Killing Farmers with Killer Seeds
WASHINGTON - As the global food crisis escalates, Big Biotech are capitalizing on the desperation of the hungry at runaway prices and rapidly diminishing reserves as a wedge to foist genetically modified (GMO) seeds on a reluctant Third World.
Latin America is a prime marketing target for Big Biotech’s little darlings, often tagged „semillas asasinas” or „killer seeds” for their devastating impacts on local food stocks. Now the killer GMOs are suspected of literally provoking murder most foul.
Last October, Armando Villareal, a farm leader in the Mexican border state of Chihuahua, was gunned down after a farmers’ meeting in Nuevo Casas Grandes. Villareal had been denouncing the illegal planting of GMO corn in the Mennonite-dominated municipalities of Cuauhtemoc and Naniquipa.
Chihuahua Mennonite communities originally migrated from Canada after a dispute with the Canadian government over education in the 1920s and were granted land by post-revolutionary president Alvaro Obregon. Over the decades, the Mennonites have successfully cultivated up to 60,000 hectares in the northeast of the state. Acutely insular with their signature dress (denim overalls for the men, prairie dresses and calico bonnets for the women) and speaking low-German as befits their European roots, the Mennonites have never integrated into the Mexican mainstream and their success as farmers (they have benefited from Mexican government irrigation projects) has created tensions in a region where aridity limits agricultural production for most farmers.
Hundreds of tractors lined up in a cortege at Villareal’s October 15th funeral during which he was compared to another Chihuahua hero, Francisco Villa. Ironically, the slain farmers’ leader who claimed to have evidence that the Mennonites’ killer seeds had been smuggled in from Kansas, was not opposed to planting GMO corn which his ”Aerodynamica” group hoped would save strapped farmers money on pesticides and power costs. His followers had even burnt tractors to demand that the Mexican government grant them permits to plant the transgenic corn. Eight months later, Armando Villareal’s murder remains unresolved.
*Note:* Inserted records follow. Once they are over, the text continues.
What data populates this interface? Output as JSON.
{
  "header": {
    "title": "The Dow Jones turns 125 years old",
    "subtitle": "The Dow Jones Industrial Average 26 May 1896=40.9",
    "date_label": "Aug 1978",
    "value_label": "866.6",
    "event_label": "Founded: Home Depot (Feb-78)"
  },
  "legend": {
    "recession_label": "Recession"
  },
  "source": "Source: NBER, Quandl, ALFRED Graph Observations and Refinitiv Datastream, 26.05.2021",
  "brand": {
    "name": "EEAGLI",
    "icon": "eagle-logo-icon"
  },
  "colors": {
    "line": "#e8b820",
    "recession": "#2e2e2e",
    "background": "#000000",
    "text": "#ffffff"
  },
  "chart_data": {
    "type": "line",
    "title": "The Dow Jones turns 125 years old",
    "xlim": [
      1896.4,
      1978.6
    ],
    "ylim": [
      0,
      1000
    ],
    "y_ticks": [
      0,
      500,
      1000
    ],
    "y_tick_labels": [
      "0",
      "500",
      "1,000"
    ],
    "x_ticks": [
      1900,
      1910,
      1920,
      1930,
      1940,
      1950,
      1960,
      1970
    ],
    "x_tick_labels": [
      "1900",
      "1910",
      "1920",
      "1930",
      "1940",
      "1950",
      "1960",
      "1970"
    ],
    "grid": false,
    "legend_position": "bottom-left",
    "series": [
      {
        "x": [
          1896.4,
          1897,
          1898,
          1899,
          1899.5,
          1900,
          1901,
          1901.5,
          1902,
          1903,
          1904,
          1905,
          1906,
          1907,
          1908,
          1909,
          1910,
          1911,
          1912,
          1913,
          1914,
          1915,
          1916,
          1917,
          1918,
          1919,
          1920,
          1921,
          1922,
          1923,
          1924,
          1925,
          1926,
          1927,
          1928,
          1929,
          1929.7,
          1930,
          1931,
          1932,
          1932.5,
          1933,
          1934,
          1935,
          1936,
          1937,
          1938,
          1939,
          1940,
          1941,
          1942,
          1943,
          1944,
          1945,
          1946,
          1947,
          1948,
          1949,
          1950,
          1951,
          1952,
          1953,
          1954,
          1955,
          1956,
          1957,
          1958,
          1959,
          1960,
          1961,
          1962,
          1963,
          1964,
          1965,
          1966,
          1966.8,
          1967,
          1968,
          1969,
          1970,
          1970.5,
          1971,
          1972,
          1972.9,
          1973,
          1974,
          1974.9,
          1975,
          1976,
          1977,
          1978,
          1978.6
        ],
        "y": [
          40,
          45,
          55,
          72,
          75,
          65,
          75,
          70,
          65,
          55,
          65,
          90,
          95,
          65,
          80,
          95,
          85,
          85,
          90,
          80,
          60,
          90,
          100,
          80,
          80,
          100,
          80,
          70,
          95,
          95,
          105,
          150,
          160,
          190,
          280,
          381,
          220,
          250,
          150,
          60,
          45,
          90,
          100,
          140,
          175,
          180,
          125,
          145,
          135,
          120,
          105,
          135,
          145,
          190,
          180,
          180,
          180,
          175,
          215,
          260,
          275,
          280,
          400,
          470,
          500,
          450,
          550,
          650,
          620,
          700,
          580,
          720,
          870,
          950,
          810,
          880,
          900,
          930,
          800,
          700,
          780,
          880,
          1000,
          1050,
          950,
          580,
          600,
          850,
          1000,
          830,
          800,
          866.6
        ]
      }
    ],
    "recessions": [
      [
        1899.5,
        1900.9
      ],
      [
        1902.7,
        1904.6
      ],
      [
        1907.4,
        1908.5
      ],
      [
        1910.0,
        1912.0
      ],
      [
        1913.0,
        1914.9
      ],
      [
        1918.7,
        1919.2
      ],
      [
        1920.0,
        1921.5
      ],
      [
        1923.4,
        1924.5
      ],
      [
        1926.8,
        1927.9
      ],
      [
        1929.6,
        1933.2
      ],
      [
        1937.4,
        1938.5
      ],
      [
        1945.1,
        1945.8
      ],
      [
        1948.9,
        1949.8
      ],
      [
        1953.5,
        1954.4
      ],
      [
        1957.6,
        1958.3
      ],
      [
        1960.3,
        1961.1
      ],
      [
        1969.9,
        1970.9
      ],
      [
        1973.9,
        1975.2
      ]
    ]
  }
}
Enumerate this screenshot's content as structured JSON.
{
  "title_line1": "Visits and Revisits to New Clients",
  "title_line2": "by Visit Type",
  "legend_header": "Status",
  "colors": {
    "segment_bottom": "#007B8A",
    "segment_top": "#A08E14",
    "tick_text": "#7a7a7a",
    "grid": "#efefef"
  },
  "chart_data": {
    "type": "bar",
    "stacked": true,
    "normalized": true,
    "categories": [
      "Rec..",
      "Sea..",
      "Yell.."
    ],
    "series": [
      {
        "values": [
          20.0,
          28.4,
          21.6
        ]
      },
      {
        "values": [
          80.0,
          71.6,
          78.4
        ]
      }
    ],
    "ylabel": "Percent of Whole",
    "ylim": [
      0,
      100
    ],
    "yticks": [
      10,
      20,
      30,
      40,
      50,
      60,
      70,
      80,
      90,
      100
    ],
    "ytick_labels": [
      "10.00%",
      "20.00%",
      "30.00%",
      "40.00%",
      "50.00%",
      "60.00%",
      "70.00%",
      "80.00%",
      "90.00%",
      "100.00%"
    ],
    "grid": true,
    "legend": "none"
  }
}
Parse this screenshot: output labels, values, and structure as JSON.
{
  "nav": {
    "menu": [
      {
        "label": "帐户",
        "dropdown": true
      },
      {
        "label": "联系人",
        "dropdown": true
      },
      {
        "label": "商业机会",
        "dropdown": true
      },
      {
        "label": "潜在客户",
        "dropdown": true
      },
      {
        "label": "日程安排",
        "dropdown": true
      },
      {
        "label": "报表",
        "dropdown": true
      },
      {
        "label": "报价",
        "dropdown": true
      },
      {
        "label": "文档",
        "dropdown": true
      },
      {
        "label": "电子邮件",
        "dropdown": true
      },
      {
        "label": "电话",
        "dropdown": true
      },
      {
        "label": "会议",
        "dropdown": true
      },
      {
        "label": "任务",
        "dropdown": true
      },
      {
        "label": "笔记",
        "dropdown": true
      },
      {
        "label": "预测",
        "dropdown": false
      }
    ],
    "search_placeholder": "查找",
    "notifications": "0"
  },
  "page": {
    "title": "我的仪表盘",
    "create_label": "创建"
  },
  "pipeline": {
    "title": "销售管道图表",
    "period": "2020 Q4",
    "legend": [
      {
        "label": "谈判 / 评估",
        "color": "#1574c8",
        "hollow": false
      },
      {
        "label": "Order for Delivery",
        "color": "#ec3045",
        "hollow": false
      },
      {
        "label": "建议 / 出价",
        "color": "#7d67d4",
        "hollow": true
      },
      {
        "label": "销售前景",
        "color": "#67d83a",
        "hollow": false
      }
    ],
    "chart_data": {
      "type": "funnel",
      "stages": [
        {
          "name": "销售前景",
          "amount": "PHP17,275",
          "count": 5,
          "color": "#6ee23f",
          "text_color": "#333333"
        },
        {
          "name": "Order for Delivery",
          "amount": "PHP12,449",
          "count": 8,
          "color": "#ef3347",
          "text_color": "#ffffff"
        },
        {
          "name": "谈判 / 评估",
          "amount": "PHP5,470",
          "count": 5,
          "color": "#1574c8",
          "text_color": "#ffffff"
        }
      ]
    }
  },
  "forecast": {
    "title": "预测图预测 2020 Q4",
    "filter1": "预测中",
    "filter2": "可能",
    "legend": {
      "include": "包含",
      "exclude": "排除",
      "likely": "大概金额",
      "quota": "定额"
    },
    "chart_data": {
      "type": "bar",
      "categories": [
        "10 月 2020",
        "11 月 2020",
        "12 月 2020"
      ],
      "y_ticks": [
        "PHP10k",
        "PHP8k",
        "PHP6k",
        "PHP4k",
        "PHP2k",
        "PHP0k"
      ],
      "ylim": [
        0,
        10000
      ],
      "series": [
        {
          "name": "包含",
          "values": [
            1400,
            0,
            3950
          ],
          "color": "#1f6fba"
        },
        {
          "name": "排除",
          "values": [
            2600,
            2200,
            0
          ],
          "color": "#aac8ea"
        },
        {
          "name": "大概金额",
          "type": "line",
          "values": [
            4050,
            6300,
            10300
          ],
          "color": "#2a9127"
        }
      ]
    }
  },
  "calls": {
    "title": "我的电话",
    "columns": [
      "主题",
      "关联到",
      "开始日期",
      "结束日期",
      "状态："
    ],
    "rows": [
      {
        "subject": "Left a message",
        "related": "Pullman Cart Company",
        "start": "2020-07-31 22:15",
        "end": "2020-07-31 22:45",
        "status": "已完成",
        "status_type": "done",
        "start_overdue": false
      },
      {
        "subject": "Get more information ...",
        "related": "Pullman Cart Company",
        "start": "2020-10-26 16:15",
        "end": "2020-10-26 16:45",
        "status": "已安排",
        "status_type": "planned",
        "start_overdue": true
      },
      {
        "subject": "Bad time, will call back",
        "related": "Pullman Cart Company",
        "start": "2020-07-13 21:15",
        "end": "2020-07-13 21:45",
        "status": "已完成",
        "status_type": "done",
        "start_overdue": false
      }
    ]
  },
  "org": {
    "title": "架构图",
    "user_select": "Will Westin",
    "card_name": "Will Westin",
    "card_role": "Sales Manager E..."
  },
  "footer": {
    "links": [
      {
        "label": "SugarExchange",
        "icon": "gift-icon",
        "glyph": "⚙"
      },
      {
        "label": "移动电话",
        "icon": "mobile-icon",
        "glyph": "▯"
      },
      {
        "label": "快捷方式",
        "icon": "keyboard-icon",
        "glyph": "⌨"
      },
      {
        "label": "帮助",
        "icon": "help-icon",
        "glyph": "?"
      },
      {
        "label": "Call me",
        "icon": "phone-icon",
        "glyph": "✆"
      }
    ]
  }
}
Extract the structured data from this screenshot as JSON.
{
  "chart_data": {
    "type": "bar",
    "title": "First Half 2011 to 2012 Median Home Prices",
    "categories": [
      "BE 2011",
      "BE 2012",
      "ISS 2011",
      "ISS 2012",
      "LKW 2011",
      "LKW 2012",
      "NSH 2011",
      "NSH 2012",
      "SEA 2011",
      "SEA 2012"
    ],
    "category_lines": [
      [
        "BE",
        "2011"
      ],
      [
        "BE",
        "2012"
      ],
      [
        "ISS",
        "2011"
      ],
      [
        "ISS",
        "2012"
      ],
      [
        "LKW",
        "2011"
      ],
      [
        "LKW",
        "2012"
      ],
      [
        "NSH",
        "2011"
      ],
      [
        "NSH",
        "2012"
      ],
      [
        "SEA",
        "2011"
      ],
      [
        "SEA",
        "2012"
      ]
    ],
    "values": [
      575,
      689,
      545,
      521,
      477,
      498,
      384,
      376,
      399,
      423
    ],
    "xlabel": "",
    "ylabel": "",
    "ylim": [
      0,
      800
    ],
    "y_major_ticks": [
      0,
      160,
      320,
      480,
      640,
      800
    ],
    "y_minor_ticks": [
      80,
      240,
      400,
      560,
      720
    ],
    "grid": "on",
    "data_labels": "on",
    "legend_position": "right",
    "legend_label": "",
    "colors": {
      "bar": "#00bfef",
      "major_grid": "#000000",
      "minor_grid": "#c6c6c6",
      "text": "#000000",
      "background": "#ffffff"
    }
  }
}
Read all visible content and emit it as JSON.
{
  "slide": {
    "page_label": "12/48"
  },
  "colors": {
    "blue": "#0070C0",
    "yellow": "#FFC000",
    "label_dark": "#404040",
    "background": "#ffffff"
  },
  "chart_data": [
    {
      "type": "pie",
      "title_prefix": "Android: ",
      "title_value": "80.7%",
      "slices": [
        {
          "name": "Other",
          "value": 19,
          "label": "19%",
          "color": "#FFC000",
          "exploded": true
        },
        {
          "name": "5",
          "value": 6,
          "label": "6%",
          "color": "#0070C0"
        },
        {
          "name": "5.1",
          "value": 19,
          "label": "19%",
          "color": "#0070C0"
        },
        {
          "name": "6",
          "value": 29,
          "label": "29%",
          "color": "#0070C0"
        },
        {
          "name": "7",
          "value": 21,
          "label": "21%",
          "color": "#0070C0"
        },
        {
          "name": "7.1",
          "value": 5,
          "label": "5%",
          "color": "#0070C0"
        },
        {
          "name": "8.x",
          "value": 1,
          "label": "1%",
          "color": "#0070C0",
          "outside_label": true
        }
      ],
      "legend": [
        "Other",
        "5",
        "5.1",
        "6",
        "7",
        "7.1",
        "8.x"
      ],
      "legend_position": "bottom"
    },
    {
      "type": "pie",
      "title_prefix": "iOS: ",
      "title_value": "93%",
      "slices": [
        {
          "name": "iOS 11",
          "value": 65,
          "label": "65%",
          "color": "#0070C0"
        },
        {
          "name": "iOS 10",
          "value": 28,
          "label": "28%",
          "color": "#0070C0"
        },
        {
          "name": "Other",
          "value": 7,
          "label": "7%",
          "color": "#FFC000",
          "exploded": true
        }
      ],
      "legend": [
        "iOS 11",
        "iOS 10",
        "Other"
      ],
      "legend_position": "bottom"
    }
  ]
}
The Chihuahua farm leader’s assassination is not the only death of a militant Latin American campesino being linked to Big Biotech’s encroachments. In Parana Brazil about the same time Villareal was gunned down in Chihuahua, Keno Mota, an activist of the Movement of Landless Farmers (”Movimento de Sem Terras” or MST), affiliated with the international poor farmers coalition Via Campesina, was drilled by security guards during an action on an illegal experimental station under cultivation by the Biotech giant Syngenta - the Syngenta plot, adjacent to Iguazu National Park, a protected nature reserve, violated Brazilian strictures as to where such ”semillas asasinas” can be planted.
Unlike Mexico, Brazil has few restrictions on GMO crops and indeed under social democrat president Lula da Silva, has become the second-largest GMO soybean producer on the continent. Neighboring Argentina is Numero Uno. Big Argentinean growers, who have been blocking that southern cone nation’s highways in a dispute over tariffs on soy exports for weeks, have announced intentions to surpass the United States as the largest grower of genetically modified maize in coming years. Mexico, where maiz was first domesticated 8000 years ago and where corn is at the core of culture as well as nutrition, has been more circumspect in embracing GMO seed.
Now, in the wake of the much-hyped global food crisis, Big Biotech is pressuring the Mexican government to permit experimental plantations of the semillas asasinas as the only solution to predicted shortages, a ploy that Monsanto and its ilk have successfully sprung on the European Union. Although GMO corn remains officially proscribed in Europe, seven EU members will grow the modified maize this year. Agribiz combines like the British National Beef Association, insist that ”all resistance to GMO crops must be abandoned” in light of the growing international food psychosis.
One motive for the industry’s big push, according to Sylvia Ribero who keeps tabs on Big Biotech for the left daily La Jornada: patents for some of the major GMO seed brands like Monsanto’s BT corn are set to expire in the next five years. Buckling under the Biotech barrage, Mexico’s CYBOGEN posted regulations this March for applicants who contemplate cultivation of ”experimental” GMO corn. Now, with a 60-day countdown ticking, Mexican farmers could be legally planting genetically modified maiz by July.
Under ground rules issued by both the Agriculture and Environmental secretariats (SAGARPA and SAMARNAT), experimental patches of GMO corn must be limited to regions where native corn stocks will not be contaminated by windblown pollens from such fields. But the Mennonite farmers who occupy huge tracts in Chihuahua apparently jumped the gun.